Le Sénégal vient de franchir une étape majeure dans sa stratégie de financement domestique. Le premier Appel Public à l’Épargne de l’année 2026, lancé le 26 février et clôturé le 26 mars, a permis de mobiliser 304,15 milliards de FCFA, dépassant largement l’objectif initial fixé à 200 milliards. Le taux de couverture atteint ainsi 152 %, un signal fort de la confiance des investisseurs dans la signature souveraine de l’État.
Selon le communiqué du Ministère des Finances et du Budget, institutions financières, entreprises, citoyens et diaspora ont répondu massivement à cette opération. Leur engagement traduit une perception positive de la stabilité budgétaire et de la crédibilité du pays sur le marché financier régional. Le succès de cette levée de fonds confirme que l’État sénégalais demeure une référence solide pour les acteurs économiques en quête de placements sûrs.
Les montants mobilisés viendront alimenter les dépenses publiques prévues dans la loi de finances 2026, tout en renforçant la gestion active de la dette. L’opération s’inscrit dans une logique de diversification des sources de financement et d’optimisation du profil de la dette, avec une structure équilibrée intégrant des maturités longues, jusqu’à dix ans.
Les souscriptions ont été réparties sur plusieurs échéances, permettant aux investisseurs de choisir des horizons diversifiés tout en bénéficiant de rendements attractifs.
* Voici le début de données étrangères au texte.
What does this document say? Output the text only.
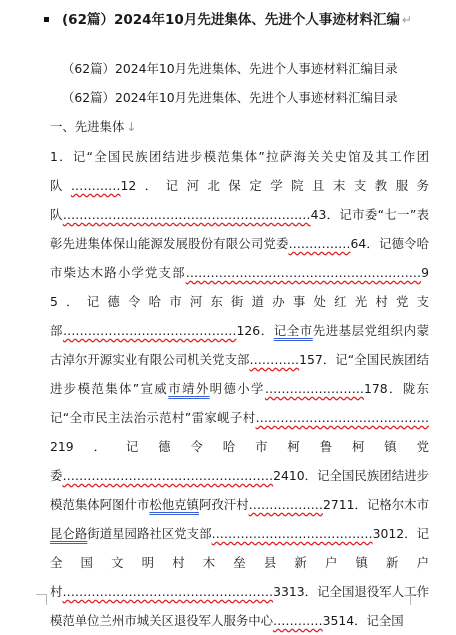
(62篇）2024年10月先进集体、先进个人事迹材料汇编 ↵
（62篇）2024年10月先进集体、先进个人事迹材料汇编目录
（62篇）2024年10月先进集体、先进个人事迹材料汇编目录
一、先进集体 ↓
1．记“全国民族团结进步模范集体”拉萨海关关史馆及其工作团队…………12．记河北保定学院且末支教服务队……………………………………………………43．记市委“七一”表彰先进集体保山能源发展股份有限公司党委……………64．记德令哈市柴达木路小学党支部…………………………………………………95．记德令哈市河东街道办事处红光村党支部……………………………………126．记全市先进基层党组织内蒙古淖尔开源实业有限公司机关党支部…………157．记“全国民族团结进步模范集体”宣威市靖外明德小学……………………178．陇东记“全市民主法治示范村”雷家岘子村……………………………………219．记德令哈市柯鲁柯镇党委……………………………………………2410．记全国民族团结进步模范集体阿图什市松他克镇阿孜汗村………………2711．记格尔木市昆仑路街道星园路社区党支部…………………………………3012．记全国文明村木垒县新户镇新户村……………………………………………3313．记全国退役军人工作模范单位兰州市城关区退役军人服务中心…………3514．记全国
Ainsi, les titres à 3 ans ont été proposés à un taux de 6,40 %, ceux à 5 ans affichaient un rendement de 6,60 %, les obligations à 7 ans ont été placées à 6,75 %, et les plus longues échéances, à 10 ans, ont été offertes à 6,95 %.
Cette grille de taux illustre une stratégie équilibrée : séduire les souscripteurs par des conditions compétitives tout en préservant la soutenabilité des finances publiques. En combinant attractivité et prudence budgétaire, l’État démontre sa volonté de bâtir une trajectoire de dette maîtrisée et durable.
Au-delà de cette première opération, le gouvernement entend poursuivre sur cette lancée, conformément à sa Stratégie de gestion de la Dette à Moyen Terme (SDMT). L’objectif est clair : renforcer la mobilisation des ressources domestiques, consolider le marché financier sous-régional et inscrire la dette publique dans une trajectoire pérenne.
En remerciant l’ensemble des souscripteurs – citoyens, diaspora, institutions et partenaires –, le Ministère des Finances et du Budget souligne que cette réussite n’est pas seulement financière. Elle illustre la confiance collective dans la capacité de l’État à tenir le cap de ses engagements et à bâtir une économie résiliente, ancrée dans la région mais ouverte aux investisseurs.